Independent animators are chomping at the bit for a chance to utilize Sabiston’s technology, and rightfully so. Where companies like Pixar spend millions on hardware to develop their animation properties, Sabiston’s software runs just fine on a top shelf Mac desktop. No to mention, of course, the amazing results.

Waking Life features some of the most complex and original visual imagery ever put to celluloid. Where films like Toy Story and Final Fantasy lose some aspect of the wonder and amazement as the film goes on, Rotoshop allows for extreme variety – and a kind of mesmerizing floaty, ethereal background. It truly and absolutely must be seen.

An Unapologetically Intellectual Punk-Surrealist Filmmaking Manifesto

Besides providing awesome visuals, the film poses some challenging questions about film, art, life, and a whole slew of other issues.

Waking Life, for example, pays obvious homage to surrealism.

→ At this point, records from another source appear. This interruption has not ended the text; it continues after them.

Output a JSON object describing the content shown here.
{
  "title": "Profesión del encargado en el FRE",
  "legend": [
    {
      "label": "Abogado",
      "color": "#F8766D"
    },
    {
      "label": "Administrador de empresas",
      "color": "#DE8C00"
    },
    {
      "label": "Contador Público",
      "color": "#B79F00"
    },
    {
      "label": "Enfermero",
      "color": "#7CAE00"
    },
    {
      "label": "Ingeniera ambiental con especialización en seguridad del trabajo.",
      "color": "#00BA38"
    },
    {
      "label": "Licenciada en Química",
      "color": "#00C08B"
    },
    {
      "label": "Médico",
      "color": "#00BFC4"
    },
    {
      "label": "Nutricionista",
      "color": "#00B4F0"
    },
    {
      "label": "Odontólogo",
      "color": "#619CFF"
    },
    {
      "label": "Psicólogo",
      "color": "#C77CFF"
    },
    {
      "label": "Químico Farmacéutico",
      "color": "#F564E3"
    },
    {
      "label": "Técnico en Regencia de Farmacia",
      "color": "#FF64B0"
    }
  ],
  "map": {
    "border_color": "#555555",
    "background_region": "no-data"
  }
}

The Surrealists believed rationality, reality, and religion to be limiting structures that kept us from fully exploring all the possibilities for wonder and amazement with the world around us. To them, the solution was to challenge these structures by promoting and pursuing absurdity, social anarchy, and artistic disobedience.

One way to fulfill these goals was to spend more time pursuing what Andre Breton called “waking life” - opening oneself up to the possibilities of the dream world while not necessarily retreating into its confines.

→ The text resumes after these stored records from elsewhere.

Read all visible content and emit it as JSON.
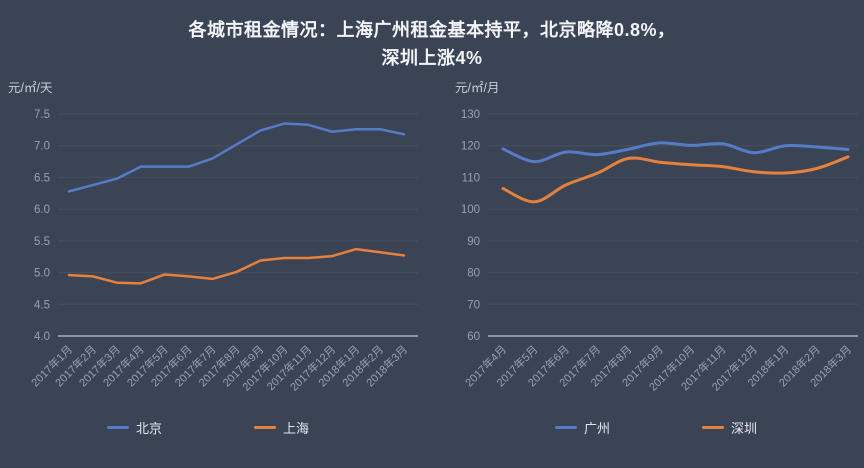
{
  "page": {
    "background": "#3b4454",
    "gridline_color": "#47505f",
    "axisline_color": "#a9b1be",
    "tick_label_color": "#98a1b0",
    "unit_label_color": "#c8ced8",
    "title_color": "#f2f4f8"
  },
  "title": {
    "line1": "各城市租金情况：上海广州租金基本持平，北京略降0.8%，",
    "line2": "深圳上涨4%",
    "full": "各城市租金情况：上海广州租金基本持平，北京略降0.8%，深圳上涨4%"
  },
  "chart_data": [
    {
      "type": "line",
      "title": "",
      "unit_label": "元/㎡/天",
      "xlabel": "",
      "ylabel": "元/㎡/天",
      "ylim": [
        4.0,
        7.5
      ],
      "ytick_step": 0.5,
      "ytick_decimals": 1,
      "grid": true,
      "smooth": false,
      "legend_position": "bottom",
      "categories": [
        "2017年1月",
        "2017年2月",
        "2017年3月",
        "2017年4月",
        "2017年5月",
        "2017年6月",
        "2017年7月",
        "2017年8月",
        "2017年9月",
        "2017年10月",
        "2017年11月",
        "2017年12月",
        "2018年1月",
        "2018年2月",
        "2018年3月"
      ],
      "series": [
        {
          "name": "北京",
          "color": "#567bc8",
          "values": [
            6.28,
            6.38,
            6.48,
            6.67,
            6.67,
            6.67,
            6.8,
            7.02,
            7.24,
            7.35,
            7.33,
            7.22,
            7.26,
            7.26,
            7.18
          ]
        },
        {
          "name": "上海",
          "color": "#e5813d",
          "values": [
            4.96,
            4.94,
            4.84,
            4.83,
            4.97,
            4.94,
            4.9,
            5.01,
            5.19,
            5.23,
            5.23,
            5.26,
            5.37,
            5.32,
            5.27
          ]
        }
      ]
    },
    {
      "type": "line",
      "title": "",
      "unit_label": "元/㎡/月",
      "xlabel": "",
      "ylabel": "元/㎡/月",
      "ylim": [
        60,
        130
      ],
      "ytick_step": 10,
      "ytick_decimals": 0,
      "grid": true,
      "smooth": true,
      "legend_position": "bottom",
      "categories": [
        "2017年4月",
        "2017年5月",
        "2017年6月",
        "2017年7月",
        "2017年8月",
        "2017年9月",
        "2017年10月",
        "2017年11月",
        "2017年12月",
        "2018年1月",
        "2018年2月",
        "2018年3月"
      ],
      "series": [
        {
          "name": "广州",
          "color": "#567bc8",
          "values": [
            119.0,
            115.0,
            118.0,
            117.2,
            118.9,
            120.9,
            120.1,
            120.6,
            117.8,
            120.0,
            119.6,
            118.8
          ]
        },
        {
          "name": "深圳",
          "color": "#e5813d",
          "values": [
            106.5,
            102.3,
            107.6,
            111.3,
            116.0,
            114.8,
            114.0,
            113.4,
            111.8,
            111.4,
            112.8,
            116.5
          ]
        }
      ]
    }
  ]
}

Linklater’s characters consistently refer to this desire to transcend the confines of societal structures through imagination. Characters stop each other on the street, vocally acknowledging some sort of subconscious conversation they’ve already been having. Talking heads give nods to the evolution of human and “neo-human” intelligence. A man drives through the streets (as in Slacker) shouting through a megaphone for the dream city’s inhabitants to regain “control and identity” through disobedience and creativity.

At times, Linklater’s pursuits of these themes come off as a sort of intellectual and artistic call to arms. One of his characters launches into a speech about reclaiming significance as he pours gasoline on his body and lights himself on fire. In another scene, a group of young, fit men virtually march through the streets spouting anarchist ideology. The men are portrayed as strong and positive, a nod to the respect and fascination with anarchy Linklater has displayed in virtually all of his films.

The Medium is the Message

As Marshall McLuhan said, “the medium is the message”. In Waking Life the message, though appropriately complex and involved enough to invite several viewings, is largely to be seen in the way the film has been made. Linklater continues to delve into the type of filmmaking in which “a river refuses no streams”. As in Slacker, Suburbia, and Before Sunrise, the film is a kind of loose, frenetic, anarchic free-for-alls where truth in complexity is given far more credence than the need for continuity.

The animation behind the film fits in well with Linklater’s leanings. Rather than hiring hundreds of animators all striving to make a film look like one continuous scene, Bob Sabiston’s animation team of thirty were each assigned one character, which they painted individually. The resulting awe-inspiring visuals capture everything that is good about trusting artists to create without a muzzle. While the folks at Pixar may be putting out technically exciting work, Waking Life serves as a sort of righteously bared middle finger to the quivering mentality that turns talented artists into Disneyfied yes-men.

While the film tackles a huge range of concepts, with nods to Sartre, Kierkegaard, Yeats, and a long list of intellectual and literary figures, the theme that seemed to jump out at me the most was the self-reflexive statement on where art was going and where it should go.

While it certainly doesn’t seem like Linklater is specifically suggesting that the audience go out and start a revolution, this is the kind of exhilarating, intelligent, original film that may inspire a generation of filmmakers to do so.